A few phone in shows had something similar here too. Basically they are just listening for the tones for the directions and then translating that to button presses
So, I've just finished the english subtitles for the video, so you could undestrand it. It's a bit late here, so it may be a little sloppy.
iirc there were also shows that did this with voice controls instead of a keypad (shouting forward, jump, down etc)

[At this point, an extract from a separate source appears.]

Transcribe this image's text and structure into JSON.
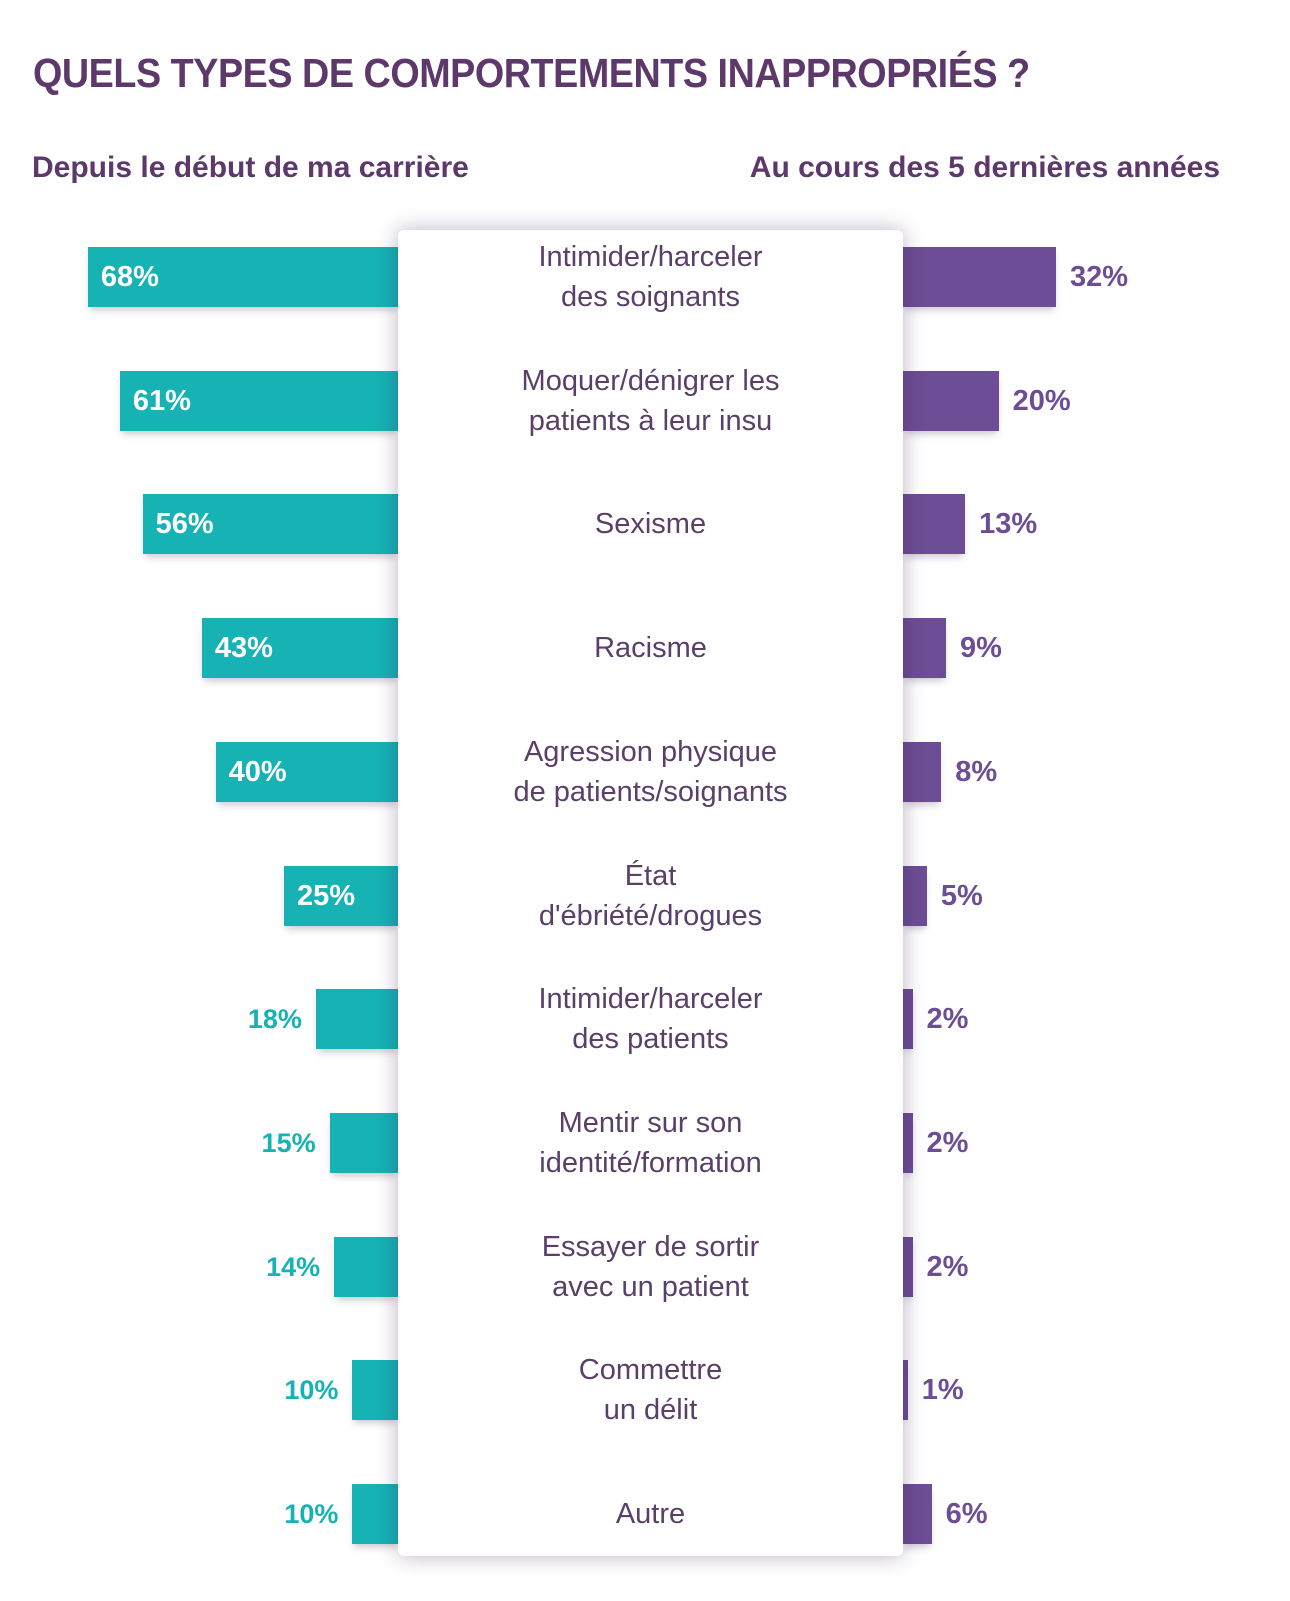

Thanks for the video. I was just reading about this a few weeks ago, and was wondering what it looked like. I do wish I could remember where I read about it. It was a post somewhere, from(I think) someone who worked on it. EDIT: Found the page, but I'm not sure if it's the same thing: http://blog.pricecharting.com/2012/11/snes-campus-challenge-92-for-sale.html
Some time ago I created obscure PSX games theme on HG101 forum, and one post is interesting. Slovakian TV show where you play Crash 2 and Crash 3 via phone? I didn't know that is possible play PSX games on this way.
Imagine playing multiplayer Halo..over the phone. I mean, with some kind of custom controller, yes, but it would be cool to see if modern games could be played this way?
The host looks like a cross between Bill Gates and a seventies employee in an accounting firm wearing a Mario cosplay. It's awesome On that note I think there was something similar in france too, but it wasn't with an actual console, I don't know how they did it but it was played in a similar fashion. I think the way it worked was more like a Dragons' Lair laserdisc type thing, where they had a fmv running and button presses on the phone acted like actions on the screen. You can see it for yourself here : Honestly it's pretty damn terrible, yet hilarious in hindsight.
The players were indeed all terrible, but I remember reading an interview of someone who mentioned at one point being a contestant on this, and he said that the lag was awful. There were rumors too that it was on purpose to keep people from reaching too far in the game which sounds a little paranoid honestly but I don't know. And there was not only a C64 game, I remember there were at least two PS1 games, and probably more. That always baffled me because I couldn't get past the fact that the character is anything but charismatic and likeable.
That puzzled me a bit too when I watched the above Mario video until I understood that they were timed. It's really just farming for points... But on the Hugo thing if I'm correct the objective was to get as far as possible in the game (which is what I was talking about).